# Erstes Boot



## Marvin-2908 (14. August 2013)

Hallo Zusammen 
Ich habe mir vor einiger Zeit ein kleines Boot zugelegt. Leider kenne ich mich mit booten überhaupt nicht aus und bräuchte ein bisschen Hilfe..
Das Boot stand in einer alten Garage und ich denke es ist bj der 80er Jahre. Ich war jetzt in einem Fachgeschäft für Bootszubehör und habe mir mal ein paar Teile besort. Ich habe alles ganz vorsichtig abgeschliffen und dann neu mit einer Harzfarbe gestrichen und es sieht eig ganz gut aus 
Ich benötige noch dringend einen kleinen 5ps Motor, Könnt ihr mir hier einen empfehlen oder verkäuft vielleicht zufällig einen?.
Ich versuche später mal ein Bild reinzustellen...#h
Gibt es bei den Motoren große Unterschiede? 
Viele Grüße Marvin#h


----------



## Don-Machmut (14. August 2013)

*AW: Erstes Boot*

moin moin 

wenn du bekommst schaue nach gebrauchten motoren von suzuki honda tohatsu oder yamaha und gleich als 4 takt motor 
die 4 marken sind alle zu empfehlen 
es lohnt sich auch auf jeden fall mal bei ebay kleinanzeigen in deiner nähe nach einem guten gebrauchten zu suchen #h


----------



## GGK (14. August 2013)

*AW: Erstes Boot*



Don-Machmut schrieb:


> moin moin
> 
> wenn du bekommst schaue nach gebrauchten motoren von suzuki honda tohatsu oder yamaha und gleich als 4 takt motor
> die 4 marken sind alle zu empfehlen



Wieso kein 2-Takter? 
Ich selber habe einen alten 2-Takter von Johnson (Bj.67 ;2 Zylinder) 3PS.Der läuft wie sau und ist unverwüstlich und springt immer an.Reicht zum Angeln allemal 
Musst nur druff achten das Du einen Kurzschaft kaufst und keen Langschaft-Aussenborder.


----------



## wackelschwanz (14. August 2013)

*AW: Erstes Boot*

Musst nur druff achten das Du einen Kurzschaft kaufst und keen Langschaft-Aussenborder.[/QUOTE]

Hallo,

Kurz oder Langschaft hängt aber von der Spiegelhöhe ab !

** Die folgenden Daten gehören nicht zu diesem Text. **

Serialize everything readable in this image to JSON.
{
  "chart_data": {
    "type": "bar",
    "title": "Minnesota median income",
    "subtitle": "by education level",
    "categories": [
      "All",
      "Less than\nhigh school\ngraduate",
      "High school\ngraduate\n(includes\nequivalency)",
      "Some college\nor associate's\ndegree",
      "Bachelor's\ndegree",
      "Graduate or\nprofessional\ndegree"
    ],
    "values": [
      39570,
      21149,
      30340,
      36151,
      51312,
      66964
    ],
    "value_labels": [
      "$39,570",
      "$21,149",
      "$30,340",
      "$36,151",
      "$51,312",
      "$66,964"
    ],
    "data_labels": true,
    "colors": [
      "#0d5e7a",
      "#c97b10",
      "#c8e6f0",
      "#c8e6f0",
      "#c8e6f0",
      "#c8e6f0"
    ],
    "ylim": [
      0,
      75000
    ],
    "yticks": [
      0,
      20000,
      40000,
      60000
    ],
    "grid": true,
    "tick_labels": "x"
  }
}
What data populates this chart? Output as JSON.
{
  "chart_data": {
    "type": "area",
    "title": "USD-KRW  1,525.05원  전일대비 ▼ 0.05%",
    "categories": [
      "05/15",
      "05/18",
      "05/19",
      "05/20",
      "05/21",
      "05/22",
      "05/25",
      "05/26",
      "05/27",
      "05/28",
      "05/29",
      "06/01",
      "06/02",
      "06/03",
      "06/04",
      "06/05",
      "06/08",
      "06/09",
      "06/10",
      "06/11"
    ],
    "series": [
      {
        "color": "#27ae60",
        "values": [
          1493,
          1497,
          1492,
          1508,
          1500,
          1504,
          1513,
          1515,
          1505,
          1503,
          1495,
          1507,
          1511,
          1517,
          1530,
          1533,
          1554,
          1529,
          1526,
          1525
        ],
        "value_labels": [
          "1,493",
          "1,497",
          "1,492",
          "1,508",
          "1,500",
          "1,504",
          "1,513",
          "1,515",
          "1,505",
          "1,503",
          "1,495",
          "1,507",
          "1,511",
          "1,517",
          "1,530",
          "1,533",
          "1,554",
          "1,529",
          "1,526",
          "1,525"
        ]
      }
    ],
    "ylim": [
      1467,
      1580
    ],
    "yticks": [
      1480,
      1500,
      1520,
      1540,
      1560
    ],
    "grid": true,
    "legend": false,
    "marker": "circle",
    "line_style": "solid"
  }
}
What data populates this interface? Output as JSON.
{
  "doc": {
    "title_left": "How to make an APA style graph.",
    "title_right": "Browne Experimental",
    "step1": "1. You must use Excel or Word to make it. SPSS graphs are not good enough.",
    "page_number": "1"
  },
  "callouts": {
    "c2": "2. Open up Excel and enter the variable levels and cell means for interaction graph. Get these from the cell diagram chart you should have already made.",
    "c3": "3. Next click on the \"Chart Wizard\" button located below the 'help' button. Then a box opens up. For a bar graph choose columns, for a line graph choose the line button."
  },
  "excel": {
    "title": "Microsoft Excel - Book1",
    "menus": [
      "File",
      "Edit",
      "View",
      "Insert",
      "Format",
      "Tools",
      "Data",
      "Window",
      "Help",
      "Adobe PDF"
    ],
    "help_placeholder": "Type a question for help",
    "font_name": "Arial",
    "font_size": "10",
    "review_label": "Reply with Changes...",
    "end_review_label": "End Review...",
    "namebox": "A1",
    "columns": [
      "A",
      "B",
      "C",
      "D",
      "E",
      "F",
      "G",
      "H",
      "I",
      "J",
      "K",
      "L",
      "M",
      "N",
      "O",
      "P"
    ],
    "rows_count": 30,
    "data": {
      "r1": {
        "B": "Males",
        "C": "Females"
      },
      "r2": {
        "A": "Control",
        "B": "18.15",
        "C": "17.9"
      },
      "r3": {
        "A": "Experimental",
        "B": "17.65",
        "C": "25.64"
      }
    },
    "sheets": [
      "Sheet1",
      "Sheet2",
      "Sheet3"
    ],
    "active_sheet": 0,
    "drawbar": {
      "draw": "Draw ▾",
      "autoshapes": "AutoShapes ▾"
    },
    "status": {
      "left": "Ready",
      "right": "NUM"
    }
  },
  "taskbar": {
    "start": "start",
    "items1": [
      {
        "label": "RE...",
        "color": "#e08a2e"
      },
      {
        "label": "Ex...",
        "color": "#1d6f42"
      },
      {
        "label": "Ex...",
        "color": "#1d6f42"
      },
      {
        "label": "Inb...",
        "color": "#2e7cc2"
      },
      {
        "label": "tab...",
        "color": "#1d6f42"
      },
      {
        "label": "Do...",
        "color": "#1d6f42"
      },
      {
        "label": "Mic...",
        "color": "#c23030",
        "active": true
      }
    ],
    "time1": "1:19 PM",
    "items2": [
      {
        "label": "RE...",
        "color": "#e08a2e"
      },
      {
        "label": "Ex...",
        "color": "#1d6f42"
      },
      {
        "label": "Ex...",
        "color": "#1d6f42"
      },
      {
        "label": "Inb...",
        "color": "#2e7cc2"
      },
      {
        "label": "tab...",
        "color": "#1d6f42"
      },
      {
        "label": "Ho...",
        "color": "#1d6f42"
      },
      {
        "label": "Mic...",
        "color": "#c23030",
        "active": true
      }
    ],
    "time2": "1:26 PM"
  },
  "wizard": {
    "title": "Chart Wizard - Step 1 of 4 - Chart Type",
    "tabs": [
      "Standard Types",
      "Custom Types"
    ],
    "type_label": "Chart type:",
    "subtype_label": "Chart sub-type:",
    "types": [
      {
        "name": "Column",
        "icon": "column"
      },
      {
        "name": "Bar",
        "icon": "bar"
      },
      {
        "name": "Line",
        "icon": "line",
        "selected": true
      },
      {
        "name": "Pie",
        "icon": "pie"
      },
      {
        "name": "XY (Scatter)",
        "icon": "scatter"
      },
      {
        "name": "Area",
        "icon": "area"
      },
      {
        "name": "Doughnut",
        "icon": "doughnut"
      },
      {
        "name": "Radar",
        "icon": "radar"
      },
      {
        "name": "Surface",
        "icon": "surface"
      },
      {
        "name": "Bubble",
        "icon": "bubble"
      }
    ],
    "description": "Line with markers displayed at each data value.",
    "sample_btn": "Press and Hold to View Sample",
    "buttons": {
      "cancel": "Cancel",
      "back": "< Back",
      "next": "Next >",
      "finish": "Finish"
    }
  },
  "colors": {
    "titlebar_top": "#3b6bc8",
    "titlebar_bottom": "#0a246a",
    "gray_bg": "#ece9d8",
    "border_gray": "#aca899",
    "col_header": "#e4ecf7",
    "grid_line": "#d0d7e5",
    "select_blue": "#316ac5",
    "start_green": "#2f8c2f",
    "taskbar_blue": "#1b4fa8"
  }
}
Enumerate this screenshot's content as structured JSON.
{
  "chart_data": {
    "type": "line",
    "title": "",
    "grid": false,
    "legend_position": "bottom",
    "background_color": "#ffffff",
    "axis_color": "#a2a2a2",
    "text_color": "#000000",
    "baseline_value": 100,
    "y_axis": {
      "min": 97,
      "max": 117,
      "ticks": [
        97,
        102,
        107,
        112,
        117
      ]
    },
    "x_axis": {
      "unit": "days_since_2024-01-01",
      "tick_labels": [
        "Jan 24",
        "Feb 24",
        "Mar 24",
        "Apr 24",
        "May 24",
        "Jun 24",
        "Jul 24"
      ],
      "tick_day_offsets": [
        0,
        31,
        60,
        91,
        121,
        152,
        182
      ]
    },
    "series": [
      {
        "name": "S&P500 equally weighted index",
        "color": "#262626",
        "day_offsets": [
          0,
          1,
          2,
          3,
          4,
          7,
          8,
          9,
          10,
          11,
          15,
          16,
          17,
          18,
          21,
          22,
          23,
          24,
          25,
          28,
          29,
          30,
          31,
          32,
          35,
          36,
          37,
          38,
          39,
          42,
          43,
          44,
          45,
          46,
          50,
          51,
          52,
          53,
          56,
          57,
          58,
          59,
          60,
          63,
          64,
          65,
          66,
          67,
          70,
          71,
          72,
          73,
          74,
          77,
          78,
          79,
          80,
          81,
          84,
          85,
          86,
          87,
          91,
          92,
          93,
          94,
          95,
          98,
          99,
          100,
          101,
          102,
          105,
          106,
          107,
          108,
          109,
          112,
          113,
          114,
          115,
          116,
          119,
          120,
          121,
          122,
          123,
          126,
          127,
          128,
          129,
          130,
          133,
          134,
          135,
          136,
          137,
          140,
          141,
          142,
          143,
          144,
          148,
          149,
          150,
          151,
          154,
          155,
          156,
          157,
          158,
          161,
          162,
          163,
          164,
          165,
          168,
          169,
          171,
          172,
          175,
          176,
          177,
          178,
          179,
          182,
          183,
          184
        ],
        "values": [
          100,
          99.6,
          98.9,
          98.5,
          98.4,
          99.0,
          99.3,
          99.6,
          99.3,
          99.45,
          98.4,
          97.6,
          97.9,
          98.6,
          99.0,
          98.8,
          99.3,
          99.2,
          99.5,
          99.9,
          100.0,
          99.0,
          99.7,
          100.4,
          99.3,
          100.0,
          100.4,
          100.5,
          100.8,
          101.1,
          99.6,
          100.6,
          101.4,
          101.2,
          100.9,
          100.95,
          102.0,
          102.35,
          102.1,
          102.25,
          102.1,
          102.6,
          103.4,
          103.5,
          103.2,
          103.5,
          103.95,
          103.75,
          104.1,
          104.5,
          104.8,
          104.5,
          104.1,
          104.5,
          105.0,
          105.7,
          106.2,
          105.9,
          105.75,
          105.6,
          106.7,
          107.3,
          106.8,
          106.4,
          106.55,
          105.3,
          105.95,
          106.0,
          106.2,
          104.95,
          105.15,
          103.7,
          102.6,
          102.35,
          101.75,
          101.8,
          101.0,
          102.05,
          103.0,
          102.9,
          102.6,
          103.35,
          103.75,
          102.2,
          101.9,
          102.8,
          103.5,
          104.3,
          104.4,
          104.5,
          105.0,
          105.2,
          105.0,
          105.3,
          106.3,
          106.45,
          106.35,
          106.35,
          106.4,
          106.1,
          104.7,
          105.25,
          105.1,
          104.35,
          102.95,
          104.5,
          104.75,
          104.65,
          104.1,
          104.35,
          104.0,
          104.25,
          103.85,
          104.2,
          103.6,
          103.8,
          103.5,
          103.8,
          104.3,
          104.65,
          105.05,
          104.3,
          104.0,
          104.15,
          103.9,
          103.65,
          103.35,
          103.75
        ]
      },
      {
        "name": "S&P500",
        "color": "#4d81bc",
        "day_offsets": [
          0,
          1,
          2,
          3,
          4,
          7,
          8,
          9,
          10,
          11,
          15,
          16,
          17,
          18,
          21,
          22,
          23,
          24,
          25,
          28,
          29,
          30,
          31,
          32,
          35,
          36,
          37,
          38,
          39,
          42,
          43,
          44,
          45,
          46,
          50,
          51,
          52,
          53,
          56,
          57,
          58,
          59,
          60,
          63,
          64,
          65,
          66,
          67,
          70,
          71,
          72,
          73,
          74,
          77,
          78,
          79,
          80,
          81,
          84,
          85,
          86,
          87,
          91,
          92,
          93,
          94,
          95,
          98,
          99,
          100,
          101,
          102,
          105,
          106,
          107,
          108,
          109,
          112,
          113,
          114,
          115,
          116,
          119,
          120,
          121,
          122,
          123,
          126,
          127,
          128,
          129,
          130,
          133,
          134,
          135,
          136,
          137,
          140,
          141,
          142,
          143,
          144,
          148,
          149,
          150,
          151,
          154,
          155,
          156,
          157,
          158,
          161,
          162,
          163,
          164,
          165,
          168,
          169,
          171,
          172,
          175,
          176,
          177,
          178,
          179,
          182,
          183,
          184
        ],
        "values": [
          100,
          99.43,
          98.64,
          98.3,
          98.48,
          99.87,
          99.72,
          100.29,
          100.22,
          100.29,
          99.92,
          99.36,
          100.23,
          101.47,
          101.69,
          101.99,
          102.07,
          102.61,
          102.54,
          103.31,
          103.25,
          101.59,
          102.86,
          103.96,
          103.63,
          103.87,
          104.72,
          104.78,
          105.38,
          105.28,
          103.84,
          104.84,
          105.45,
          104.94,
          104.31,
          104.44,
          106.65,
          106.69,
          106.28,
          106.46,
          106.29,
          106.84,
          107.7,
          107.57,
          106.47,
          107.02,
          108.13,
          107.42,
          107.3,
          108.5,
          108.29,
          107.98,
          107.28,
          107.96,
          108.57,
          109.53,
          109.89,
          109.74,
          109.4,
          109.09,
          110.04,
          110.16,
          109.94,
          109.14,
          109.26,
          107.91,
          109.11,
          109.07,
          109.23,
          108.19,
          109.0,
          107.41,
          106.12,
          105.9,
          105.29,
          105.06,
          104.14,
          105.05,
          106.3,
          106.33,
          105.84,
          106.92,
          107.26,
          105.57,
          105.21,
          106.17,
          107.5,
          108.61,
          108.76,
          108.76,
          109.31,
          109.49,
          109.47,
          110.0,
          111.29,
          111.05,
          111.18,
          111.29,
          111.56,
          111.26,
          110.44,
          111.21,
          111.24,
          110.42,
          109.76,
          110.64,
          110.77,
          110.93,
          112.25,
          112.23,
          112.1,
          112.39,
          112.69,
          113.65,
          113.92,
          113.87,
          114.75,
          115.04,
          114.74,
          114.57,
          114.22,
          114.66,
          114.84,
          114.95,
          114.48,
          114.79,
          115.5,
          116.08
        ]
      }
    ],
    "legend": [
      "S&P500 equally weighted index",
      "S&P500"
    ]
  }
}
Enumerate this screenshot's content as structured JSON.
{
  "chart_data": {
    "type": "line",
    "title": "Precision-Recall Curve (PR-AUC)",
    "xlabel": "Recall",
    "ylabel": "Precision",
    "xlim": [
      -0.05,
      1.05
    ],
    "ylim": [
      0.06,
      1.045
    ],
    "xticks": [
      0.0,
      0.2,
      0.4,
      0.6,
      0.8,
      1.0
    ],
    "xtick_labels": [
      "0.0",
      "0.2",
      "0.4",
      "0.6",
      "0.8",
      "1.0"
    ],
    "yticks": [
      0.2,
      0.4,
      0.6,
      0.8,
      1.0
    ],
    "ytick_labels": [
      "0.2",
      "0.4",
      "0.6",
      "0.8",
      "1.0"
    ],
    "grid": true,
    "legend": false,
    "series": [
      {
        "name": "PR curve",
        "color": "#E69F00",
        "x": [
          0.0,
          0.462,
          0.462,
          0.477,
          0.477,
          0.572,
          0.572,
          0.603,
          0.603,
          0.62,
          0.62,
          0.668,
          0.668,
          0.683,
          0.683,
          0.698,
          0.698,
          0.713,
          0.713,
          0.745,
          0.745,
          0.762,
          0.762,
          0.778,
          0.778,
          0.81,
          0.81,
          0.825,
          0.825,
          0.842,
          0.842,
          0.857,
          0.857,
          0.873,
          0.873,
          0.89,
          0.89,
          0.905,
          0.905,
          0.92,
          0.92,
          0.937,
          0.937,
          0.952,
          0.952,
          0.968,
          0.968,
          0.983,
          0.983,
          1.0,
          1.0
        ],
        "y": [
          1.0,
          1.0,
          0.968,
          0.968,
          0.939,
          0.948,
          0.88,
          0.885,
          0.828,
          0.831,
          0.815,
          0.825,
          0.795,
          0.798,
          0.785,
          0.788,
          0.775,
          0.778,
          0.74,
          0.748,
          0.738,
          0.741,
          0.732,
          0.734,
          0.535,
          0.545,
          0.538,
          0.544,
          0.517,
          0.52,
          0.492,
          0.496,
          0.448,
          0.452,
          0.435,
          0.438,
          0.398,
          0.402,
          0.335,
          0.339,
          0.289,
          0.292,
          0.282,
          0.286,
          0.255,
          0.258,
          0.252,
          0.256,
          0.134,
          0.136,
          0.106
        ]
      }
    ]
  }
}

Ich glaube 38cm Kurzschaft und 54cm Langschaft.|kopfkrat

Gruß

W.


----------



## volkerm (14. August 2013)

*AW: Erstes Boot*

Klugscheixxen an: Langschaft 52 cm von OK Spiegel bis Kavitationsplatte; die etwa UK Rumpf.


----------



## GGK (14. August 2013)

*AW: Erstes Boot*

Er schrieb ja das er sich nen Kleines Boot zugelegt hat,da dachte ich das ein Kurzschaft wohl reicht.|kopfkrat


----------



## pasmanac (15. August 2013)

*AW: Erstes Boot*



GGK schrieb:


> Wieso kein 2-Takter?
> Ich selber habe einen alten 2-Takter von Johnson (Bj.67 ;2 Zylinder) 3PS.Der läuft wie sau und ist unverwüstlich und springt immer an.Reicht zum Angeln allemal
> Musst nur druff achten das Du einen Kurzschaft kaufst und keen Langschaft-Aussenborder.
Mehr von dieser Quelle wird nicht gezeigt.